With every essay I write, there are joy and pride swelling. I let my ideas out. Words give a body to these flowing thoughts. People read them and stop to think.

A nudge from within comes, "What about visualising whatever you write? What if you post it on Instagram and let more people in?" This idea is yet another can of worms I have to open.

You see, I love Instagram. I can express myself in stories and reach people – whoever wants to listen. Idyllic, isn't it? Well, unless you forego internal questions of "what would people think", the path as a creator is murky.

I open Instagram. I see the brilliant creators who build their worlds and businesses, let alone speak up. Their ideas, their thoughts – in a quest to chase their curiosity. My internal sparks lights up.

(It would be a boring story if everything worked out immediately. The first content piece you post goes viral and brings you the loyalest audience. Actually, it happened to me once – and let me tell you: Going viral is not a happy end story.)

Yet, that deceitful anxious mind politely says, "Hey, you want to post it on your Instagram, right? I applaud you. To disregard what you school class mates think of you, or friends from ages ago – wow, you're so brave. Also, amidst the war waged against your country? I'm in awe." Thanks, I guess.

The first time I heard it, I pursed my lips and created another, "professional" account. That voice made sense. With boundaries in place, at last, I dodged the bullet and now I can create whatever my heart desires! Right?

Well, not really. Now, what if more knowledgeable people discover my content and deem me dumb? What if people hate my personality? What if, what if...

So, how did I dodge this bullet?

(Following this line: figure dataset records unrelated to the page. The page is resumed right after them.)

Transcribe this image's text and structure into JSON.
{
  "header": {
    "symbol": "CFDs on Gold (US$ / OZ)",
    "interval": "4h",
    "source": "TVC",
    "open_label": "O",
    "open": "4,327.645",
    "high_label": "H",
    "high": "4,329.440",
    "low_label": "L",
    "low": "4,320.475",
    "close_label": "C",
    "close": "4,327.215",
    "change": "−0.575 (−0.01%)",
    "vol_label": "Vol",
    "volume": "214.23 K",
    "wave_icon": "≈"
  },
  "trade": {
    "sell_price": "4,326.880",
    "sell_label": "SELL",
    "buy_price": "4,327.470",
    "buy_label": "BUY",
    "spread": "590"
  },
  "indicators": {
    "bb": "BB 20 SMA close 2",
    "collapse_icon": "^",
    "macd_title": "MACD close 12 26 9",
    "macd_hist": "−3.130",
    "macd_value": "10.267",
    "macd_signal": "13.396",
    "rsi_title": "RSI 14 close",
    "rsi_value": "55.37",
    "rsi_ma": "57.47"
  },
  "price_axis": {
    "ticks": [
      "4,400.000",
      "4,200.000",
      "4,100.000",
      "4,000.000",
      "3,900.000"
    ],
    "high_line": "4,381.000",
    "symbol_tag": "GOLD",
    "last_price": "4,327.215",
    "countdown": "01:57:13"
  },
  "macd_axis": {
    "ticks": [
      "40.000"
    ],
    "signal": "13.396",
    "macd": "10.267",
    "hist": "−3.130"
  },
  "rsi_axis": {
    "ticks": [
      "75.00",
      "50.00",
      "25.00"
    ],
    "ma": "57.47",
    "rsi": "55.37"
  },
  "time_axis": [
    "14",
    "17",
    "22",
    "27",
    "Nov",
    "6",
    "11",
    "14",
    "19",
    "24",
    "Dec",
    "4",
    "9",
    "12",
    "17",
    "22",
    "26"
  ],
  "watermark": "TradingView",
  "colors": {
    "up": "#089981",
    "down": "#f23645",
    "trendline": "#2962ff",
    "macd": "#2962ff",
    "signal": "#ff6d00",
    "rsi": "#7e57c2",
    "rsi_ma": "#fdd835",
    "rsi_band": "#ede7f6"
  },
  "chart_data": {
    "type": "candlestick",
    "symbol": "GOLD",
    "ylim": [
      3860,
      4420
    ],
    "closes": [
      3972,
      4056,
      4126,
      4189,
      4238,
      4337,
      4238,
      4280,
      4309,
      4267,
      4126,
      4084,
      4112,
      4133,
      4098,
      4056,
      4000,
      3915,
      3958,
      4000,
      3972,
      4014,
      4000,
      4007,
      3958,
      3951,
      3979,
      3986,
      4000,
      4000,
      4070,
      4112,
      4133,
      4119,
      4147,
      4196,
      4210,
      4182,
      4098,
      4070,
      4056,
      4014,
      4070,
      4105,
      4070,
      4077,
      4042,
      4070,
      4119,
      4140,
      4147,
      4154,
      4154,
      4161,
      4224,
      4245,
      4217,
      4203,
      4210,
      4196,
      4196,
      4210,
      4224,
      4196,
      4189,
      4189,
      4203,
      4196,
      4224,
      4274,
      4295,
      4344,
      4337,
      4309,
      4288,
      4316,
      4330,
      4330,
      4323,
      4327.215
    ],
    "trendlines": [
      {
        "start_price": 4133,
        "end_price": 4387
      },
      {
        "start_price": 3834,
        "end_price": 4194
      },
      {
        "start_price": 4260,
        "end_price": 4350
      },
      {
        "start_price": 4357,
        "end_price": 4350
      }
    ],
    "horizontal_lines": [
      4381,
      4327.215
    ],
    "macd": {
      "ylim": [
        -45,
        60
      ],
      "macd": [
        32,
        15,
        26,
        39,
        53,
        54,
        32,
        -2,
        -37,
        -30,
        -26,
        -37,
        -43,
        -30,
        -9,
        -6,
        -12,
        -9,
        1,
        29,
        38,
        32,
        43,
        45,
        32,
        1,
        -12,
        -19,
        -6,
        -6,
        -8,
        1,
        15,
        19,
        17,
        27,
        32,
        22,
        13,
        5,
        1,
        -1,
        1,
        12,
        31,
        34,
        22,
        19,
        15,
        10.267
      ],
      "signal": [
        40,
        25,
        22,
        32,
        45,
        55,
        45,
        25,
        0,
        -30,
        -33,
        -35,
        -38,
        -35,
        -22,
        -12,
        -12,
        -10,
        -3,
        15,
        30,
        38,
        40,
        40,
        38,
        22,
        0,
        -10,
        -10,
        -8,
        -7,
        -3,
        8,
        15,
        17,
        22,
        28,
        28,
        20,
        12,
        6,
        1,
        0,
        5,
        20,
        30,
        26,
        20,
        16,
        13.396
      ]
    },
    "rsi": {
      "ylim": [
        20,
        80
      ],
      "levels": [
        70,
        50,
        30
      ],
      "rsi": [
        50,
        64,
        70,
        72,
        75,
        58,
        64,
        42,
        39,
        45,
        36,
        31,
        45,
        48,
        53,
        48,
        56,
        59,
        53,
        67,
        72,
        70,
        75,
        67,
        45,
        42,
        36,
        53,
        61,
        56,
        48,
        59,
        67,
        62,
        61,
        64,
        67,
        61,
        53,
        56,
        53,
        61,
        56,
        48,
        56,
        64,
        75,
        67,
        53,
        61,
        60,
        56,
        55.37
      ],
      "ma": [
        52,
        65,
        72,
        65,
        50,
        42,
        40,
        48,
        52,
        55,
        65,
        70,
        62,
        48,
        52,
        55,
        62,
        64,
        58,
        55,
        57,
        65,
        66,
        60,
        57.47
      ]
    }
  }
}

I disappeared. I took a break to prepare better, to come back in my full glory, with a plan to defeat ANY fear thrown my way.

Spoiler: I haven't come back. After all this time, there's no feeling of "readiness" that hugs me and cheers, "You can do it!" Instead, I'm still here, polishing my content to perfection.

I hope one day I'll laugh about my worries, pat my Past Self on her head, and call her sweet.

(Obviously, I'll have some other worries plaguing my mind but who cares? For Present Self, the biggest worry is here and now. That bridge? I'll cross it when I get there.)

My question to you, Present Self: Will you allow others to dictate how to live your dreams? Will you allow the version of your made up by others – bystanders of your life – to annihilate who you are now?

No.

Because this desire to express myself as I am is stronger than any dark weeds of fear that pull me down. I will say that thought. I will create wherever I want. I won't dodge anything but meet it head-on.

This garden is waking up. Trust me, you haven't seen such lovely blooms before.